The ‘secret’ to beginning the return journey – which is frequently longer and more painful than the outward one – is creativity. To create is to choose Life. Our shattered aspects of Soul are drawn to that ‘Life Light’. As we create, so different aspects of our essence return to us with the wisdom of their journey. In my own experience of this process, each returning aspect seemed to be coated in the ‘darkness of destruction’ that shattered me and I needed to allow my emotions full expression – whether they be rage or, more often, grief – to rinse away this coating and reveal the tender wounded vulnerability beneath. I don’t quite understand how this deeper process functions but it seems that it is our very vulnerability that enables healing to occur. Failing to reach through the darkness may result in a more permanent form of Soul Loss because we fail to access these healing powers – in such instances, a practitioner in the skills of Soul Retrieval may prove effective.
In dissolving and rinsing away the darkness is where mental health professionals come into their own. The emotions of our destroyed selves are deep and infinitely painful. They cannot be ordered or controlled, only contained by compassion and acceptance and greeted with unconditional loving regard. The ‘darkness’ is undifferentiated when it first emerges into our awareness – it is frequently ugly, unwanted, rejected and we may attempt to abandon it; unfortunately we abandon ourselves when we do. If we appreciate that this darkness seeks acceptance and understanding, allowing the flow of accompanying emotions full expression in a creative way, we begin a relationship with our inner being that enables us to move past the blockages to soul healing and discover the new gifts hidden within. Remember, our soul is evolving, becoming greater, growing us to be able to embrace our selves in within a new creation. Each involuntary step we took to face Death and the destruction of our lives as we knew them (I have never met anyone who made that journey voluntarily!) is mirrored during our return, where each step we means we are choosing Life.
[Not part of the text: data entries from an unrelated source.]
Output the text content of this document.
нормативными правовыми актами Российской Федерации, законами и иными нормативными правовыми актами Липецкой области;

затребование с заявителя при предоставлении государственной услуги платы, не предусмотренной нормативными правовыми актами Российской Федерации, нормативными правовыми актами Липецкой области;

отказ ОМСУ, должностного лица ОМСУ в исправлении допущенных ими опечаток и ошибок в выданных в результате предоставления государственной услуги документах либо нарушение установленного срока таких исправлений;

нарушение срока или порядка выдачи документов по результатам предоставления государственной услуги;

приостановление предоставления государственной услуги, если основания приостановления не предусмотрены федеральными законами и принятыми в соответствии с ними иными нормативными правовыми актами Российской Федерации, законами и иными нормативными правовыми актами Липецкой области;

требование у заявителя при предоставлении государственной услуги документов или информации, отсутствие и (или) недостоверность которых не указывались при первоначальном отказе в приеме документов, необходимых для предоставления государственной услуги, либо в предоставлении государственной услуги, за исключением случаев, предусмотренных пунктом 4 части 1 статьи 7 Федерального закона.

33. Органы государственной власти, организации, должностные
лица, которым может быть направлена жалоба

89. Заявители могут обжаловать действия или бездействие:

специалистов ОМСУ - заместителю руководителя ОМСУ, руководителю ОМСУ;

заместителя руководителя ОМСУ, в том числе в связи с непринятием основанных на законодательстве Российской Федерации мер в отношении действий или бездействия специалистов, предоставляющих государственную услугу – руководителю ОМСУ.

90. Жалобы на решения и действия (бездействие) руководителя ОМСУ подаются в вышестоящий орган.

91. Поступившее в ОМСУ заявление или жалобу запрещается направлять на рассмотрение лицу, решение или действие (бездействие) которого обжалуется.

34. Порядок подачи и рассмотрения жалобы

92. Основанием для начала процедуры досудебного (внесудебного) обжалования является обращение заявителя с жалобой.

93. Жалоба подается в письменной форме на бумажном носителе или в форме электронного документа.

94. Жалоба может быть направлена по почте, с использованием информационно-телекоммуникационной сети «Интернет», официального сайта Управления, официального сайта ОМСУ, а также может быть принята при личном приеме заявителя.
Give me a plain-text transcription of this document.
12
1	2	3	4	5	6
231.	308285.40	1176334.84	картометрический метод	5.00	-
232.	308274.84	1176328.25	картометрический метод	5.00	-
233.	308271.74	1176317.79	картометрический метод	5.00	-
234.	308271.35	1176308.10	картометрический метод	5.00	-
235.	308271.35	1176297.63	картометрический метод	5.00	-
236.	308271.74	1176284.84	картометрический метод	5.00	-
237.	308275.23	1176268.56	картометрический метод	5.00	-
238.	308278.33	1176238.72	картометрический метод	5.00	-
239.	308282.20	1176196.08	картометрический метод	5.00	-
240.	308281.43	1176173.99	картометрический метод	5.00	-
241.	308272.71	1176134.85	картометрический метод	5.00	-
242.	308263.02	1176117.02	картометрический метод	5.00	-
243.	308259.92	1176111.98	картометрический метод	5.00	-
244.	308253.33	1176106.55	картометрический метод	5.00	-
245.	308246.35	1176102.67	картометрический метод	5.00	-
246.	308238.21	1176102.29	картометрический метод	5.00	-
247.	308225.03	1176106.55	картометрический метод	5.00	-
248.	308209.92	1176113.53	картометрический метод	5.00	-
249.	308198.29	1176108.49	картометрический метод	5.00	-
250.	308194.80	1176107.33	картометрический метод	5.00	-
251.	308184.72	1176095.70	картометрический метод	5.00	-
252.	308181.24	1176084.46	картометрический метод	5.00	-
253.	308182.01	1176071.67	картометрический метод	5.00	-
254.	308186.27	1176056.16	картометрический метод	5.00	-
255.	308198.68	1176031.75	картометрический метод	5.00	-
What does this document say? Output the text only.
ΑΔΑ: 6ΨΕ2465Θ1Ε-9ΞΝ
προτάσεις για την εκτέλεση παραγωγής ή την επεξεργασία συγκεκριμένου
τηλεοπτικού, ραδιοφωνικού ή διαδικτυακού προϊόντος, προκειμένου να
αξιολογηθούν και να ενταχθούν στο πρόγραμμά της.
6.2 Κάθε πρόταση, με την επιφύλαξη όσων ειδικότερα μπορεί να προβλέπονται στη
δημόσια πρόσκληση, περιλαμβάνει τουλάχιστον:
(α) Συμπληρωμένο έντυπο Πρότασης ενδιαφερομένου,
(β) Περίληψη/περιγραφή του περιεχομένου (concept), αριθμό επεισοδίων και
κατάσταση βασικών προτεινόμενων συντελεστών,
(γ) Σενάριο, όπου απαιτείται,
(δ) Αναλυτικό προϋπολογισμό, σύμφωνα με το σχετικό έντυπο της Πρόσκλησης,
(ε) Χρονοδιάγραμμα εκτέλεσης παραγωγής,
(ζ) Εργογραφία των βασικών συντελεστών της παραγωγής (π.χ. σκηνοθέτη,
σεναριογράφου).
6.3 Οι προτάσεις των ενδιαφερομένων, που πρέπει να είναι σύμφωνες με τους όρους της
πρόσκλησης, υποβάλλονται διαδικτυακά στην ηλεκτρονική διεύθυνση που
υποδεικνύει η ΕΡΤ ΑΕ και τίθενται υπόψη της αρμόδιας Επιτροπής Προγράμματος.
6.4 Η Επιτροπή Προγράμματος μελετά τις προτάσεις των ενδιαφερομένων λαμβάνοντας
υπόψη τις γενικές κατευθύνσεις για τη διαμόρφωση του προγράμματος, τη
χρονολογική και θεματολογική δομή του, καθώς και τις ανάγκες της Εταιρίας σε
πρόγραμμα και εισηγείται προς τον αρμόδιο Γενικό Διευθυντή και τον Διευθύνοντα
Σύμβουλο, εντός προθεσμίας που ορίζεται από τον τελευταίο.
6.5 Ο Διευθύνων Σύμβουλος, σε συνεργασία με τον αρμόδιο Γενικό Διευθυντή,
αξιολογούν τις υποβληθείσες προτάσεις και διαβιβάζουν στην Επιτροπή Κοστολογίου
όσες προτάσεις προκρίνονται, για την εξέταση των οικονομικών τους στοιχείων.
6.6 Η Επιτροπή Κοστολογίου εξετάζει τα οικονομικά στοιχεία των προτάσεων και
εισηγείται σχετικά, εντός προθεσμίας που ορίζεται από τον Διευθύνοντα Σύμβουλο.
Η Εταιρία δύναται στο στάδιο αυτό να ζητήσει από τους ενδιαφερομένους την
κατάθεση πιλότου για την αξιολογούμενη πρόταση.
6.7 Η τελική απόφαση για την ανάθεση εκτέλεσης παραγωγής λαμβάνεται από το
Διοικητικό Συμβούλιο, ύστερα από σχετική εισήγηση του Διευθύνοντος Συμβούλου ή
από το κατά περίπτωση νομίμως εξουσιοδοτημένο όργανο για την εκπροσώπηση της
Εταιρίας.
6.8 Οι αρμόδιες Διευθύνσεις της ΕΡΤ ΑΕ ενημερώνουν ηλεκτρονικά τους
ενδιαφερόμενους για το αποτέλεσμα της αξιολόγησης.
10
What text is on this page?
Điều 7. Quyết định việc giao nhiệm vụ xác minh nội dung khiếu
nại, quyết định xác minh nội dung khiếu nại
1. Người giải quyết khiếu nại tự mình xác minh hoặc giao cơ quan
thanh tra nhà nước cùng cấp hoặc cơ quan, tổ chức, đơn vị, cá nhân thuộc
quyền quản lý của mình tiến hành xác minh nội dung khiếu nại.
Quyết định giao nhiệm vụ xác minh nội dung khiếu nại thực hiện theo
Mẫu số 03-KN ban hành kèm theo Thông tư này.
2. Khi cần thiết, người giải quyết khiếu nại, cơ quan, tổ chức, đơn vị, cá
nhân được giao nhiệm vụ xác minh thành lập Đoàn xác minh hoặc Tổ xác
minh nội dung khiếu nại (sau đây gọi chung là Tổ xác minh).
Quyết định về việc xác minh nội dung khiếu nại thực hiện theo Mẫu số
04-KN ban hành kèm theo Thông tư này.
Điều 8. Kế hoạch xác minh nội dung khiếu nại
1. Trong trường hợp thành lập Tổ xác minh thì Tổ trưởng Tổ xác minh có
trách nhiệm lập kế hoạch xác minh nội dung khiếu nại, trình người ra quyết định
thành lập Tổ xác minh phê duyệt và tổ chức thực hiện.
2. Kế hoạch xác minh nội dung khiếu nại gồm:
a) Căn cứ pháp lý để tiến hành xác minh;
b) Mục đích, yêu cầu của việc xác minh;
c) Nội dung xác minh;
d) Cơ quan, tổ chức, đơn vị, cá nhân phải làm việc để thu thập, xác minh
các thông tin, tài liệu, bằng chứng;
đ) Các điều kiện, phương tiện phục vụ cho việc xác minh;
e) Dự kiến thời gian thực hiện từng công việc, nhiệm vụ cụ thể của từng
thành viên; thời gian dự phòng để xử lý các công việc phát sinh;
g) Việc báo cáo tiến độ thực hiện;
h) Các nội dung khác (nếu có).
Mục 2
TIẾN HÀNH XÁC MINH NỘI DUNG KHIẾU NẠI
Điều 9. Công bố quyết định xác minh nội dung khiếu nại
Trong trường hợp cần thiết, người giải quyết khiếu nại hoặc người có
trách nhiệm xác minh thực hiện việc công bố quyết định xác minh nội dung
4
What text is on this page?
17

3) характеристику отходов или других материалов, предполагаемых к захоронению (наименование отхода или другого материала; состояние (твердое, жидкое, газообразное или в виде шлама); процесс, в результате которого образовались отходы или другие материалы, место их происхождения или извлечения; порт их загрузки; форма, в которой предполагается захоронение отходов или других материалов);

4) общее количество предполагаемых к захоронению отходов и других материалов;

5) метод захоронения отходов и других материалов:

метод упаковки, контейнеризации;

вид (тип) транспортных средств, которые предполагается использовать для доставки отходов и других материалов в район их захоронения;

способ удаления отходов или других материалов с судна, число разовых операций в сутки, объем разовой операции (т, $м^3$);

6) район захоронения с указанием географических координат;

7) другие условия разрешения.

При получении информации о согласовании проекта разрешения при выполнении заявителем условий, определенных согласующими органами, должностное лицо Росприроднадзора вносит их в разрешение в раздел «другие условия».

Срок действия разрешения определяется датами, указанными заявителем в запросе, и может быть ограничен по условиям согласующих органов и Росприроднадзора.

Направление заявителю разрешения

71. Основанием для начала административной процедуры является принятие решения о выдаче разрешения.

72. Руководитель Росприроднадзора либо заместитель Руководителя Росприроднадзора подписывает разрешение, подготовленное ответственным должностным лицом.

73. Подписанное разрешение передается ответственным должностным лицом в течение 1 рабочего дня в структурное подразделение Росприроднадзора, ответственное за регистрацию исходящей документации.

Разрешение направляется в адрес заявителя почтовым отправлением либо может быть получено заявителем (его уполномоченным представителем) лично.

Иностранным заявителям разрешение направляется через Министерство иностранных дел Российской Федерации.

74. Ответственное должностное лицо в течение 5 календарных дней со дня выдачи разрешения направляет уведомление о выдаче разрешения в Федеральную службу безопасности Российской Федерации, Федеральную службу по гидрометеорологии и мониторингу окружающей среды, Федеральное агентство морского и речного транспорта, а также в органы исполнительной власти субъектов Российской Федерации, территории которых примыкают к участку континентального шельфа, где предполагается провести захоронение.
At this extremely early stage of ‘recovery’, I am reluctant to say more. The return journey is not mine this time – this is being undertaken by a whole community. The path cannot be the same. What I am trying to express, though, is that it is a journey that can be understood. There exist ‘maps’ of these soul paths that can provide, at the very least, a guide-rope through the debris of what went before.
I have great faith in the ability of the artists and creators of Gaza because you seem to know this intuitively.